Last year in March, we revealed some exciting plans about a parking structure at 11th and Hope that was getting the “mixed-use treatment.” The owner of the 7-story parking structure, Downtown LA-based PSP Investment Group, decided to do something pretty revolutionary for car-obsessed Los Angeles. PSP retrofitted the parking structure by replacing the first parking level facing Hope Street with new retail space totaling about 11,000 square feet. Basically, the very urban-conscious PSP went against the grain by taking away space reserved for cars and giving it back to people. A smart move given that the new retail space will eventually generate more pedestrian activity, adding a new spark of life to an otherwise very dead block.
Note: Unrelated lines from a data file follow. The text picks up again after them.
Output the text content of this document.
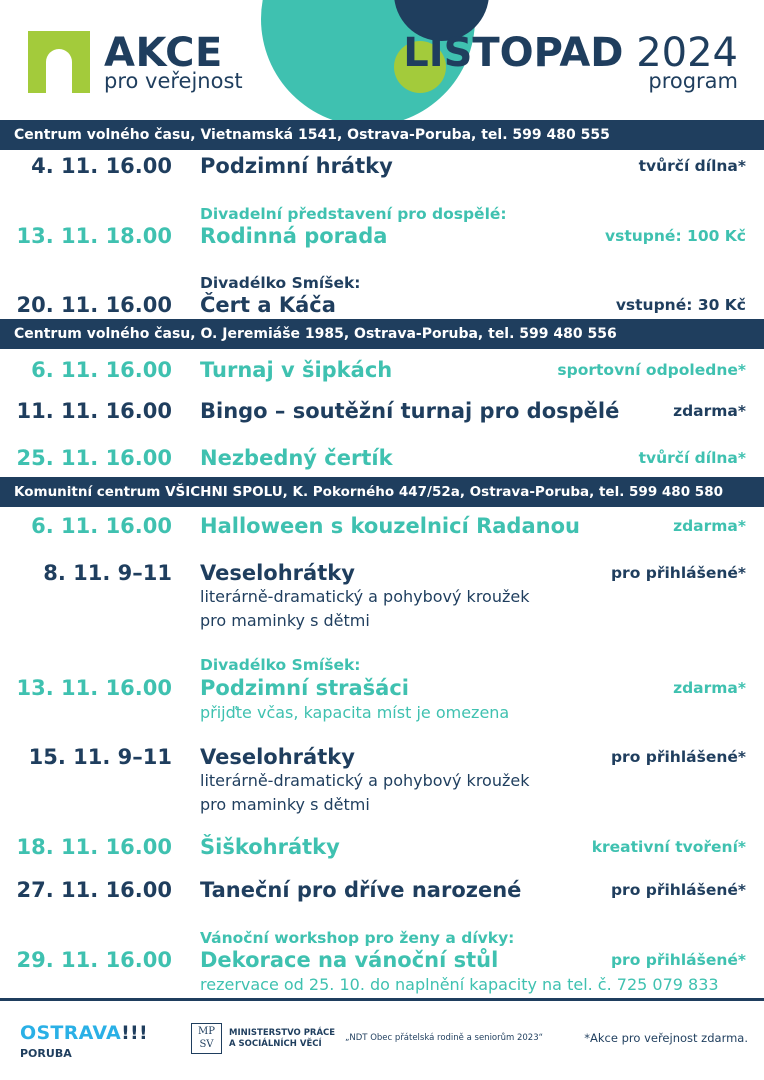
AKCE
pro veřejnost
LISTOPAD 2024
program
Centrum volného času, Vietnamská 1541, Ostrava-Poruba, tel. 599 480 555
4. 11. 16.00 Podzimní hrátky	tvůrčí dílna*
Divadelní představení pro dospělé:
13. 11. 18.00 Rodinná porada	vstupné: 100 Kč
Divadélko Smíšek:
20. 11. 16.00 Čert a Káča	vstupné: 30 Kč
Centrum volného času, O. Jeremiáše 1985, Ostrava-Poruba, tel. 599 480 556
6. 11. 16.00 Turnaj v šipkách	sportovní odpoledne*
11. 11. 16.00 Bingo – soutěžní turnaj pro dospělé	zdarma*
25. 11. 16.00 Nezbedný čertík	tvůrčí dílna*
Komunitní centrum VŠICHNI SPOLU, K. Pokorného 447/52a, Ostrava-Poruba, tel. 599 480 580
6. 11. 16.00 Halloween s kouzelnicí Radanou	zdarma*
8. 11. 9–11 Veselohrátky	pro přihlášené*
literárně-dramatický a pohybový kroužek
pro maminky s dětmi
Divadélko Smíšek:
13. 11. 16.00 Podzimní strašáci	zdarma*
přijďte včas, kapacita míst je omezena
15. 11. 9–11 Veselohrátky	pro přihlášené*
literárně-dramatický a pohybový kroužek
pro maminky s dětmi
18. 11. 16.00 Šiškohrátky	kreativní tvoření*
27. 11. 16.00 Taneční pro dříve narozené	pro přihlášené*
Vánoční workshop pro ženy a dívky:
29. 11. 16.00 Dekorace na vánoční stůl	pro přihlášené*
rezervace od 25. 10. do naplnění kapacity na tel. č. 725 079 833
OSTRAVA!!!
PORUBA
MP
SV
MINISTERSTVO PRÁCE
A SOCIÁLNÍCH VĚCÍ
„NDT Obec přátelská rodině a seniorům 2023“	*Akce pro veřejnost zdarma.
But it doesn’t stop there. Some other really exciting changes are happening in various stages of development at 11th and Hope that will help further activate this intersection with new found life. In addition to the new retail space, PSP collaborated with the South Park BID and Do Art Foundation to commission local LA artist duo devNgosha to paint the entire facade of the 7-story parking structure — both along 11th Street and Hope Street — with a new mural comprised of fanciful “characters on the move” inspired by the stop motion sequence with motion picture projection. The new mural started work in early December and wrapped up earlier this month.
Another exciting change will be the addition of a new parklet, which will be the first one in South Park and only the third one in Downtown LA (the first two parklets were installed two years ago on Spring Street in the Historic Core). According to LADOT’s People St program, parklets introduce new streetscape features such as seating, planting, bicycle parking, or elements of play, and ultimately, encourage pedestrian activity. The new one coming to South Park will be positioned directly in front of the corner restaurant Briks on Hope Street. The South Park BID in its effort to activate the community has sponsored the parklet and will be maintaining it once it is installed. Currently, they are finalizing construction documents and other formalities with LADOT and will be launching the parklet later this year.
Two other exciting developments loom on the horizon for 11th and Hope. One, the historic Desmond building (catercorner to the parking structure) continues with construction upgrades that will renovate and bring the 1916 structure up to code as it prepares to become the new 82,000 square foot headquarters for AEG Live and AXS Ticketing, which is projected to add over 500 employees to the block where very few office workers currently exist. To me, that also means 500 hungry mouths to feed during lunch time that will help boost and attract more dining options to the immediate area.
Lastly, the corner retail space at Luma that has been vacant ever since the luxury condo high-rise was completed in 2007 will finally be activated when a new restaurant opens in the space later this year. With a soaring high exposed concrete ceiling, the still unnamed new eatery will strive to transform the space into a welcoming and casual neighborhood gathering spot “with a new food and drink escape complete with a few twists and surprises” according the restaurant’s co-owners film producer Tony Frere and destination developer Greg Schumann who have also teamed up with Dave, Jamie and Jonny Whitton (Villains Tavern, Bow and Truss, Sunset Marquis).
In case you haven’t noticed lately, the rest of South Park is really on fire. It’s like one massive construction site with a bunch of big holes in the ground (foundations being dug) where dead zone parking lots once ruled as king. A bottleneck of projects stalled from the last Great Recession are now bursting out of the seams, finally. Massive mega developments like Metropolis and Fig Central — once thought impossible during the recession — along with a slew of other mixed-use projects from developers like Hanover, Astani, and Trumark Urban are now actively under construction pointing to an exciting new future for South Park that’s vibrant and livable.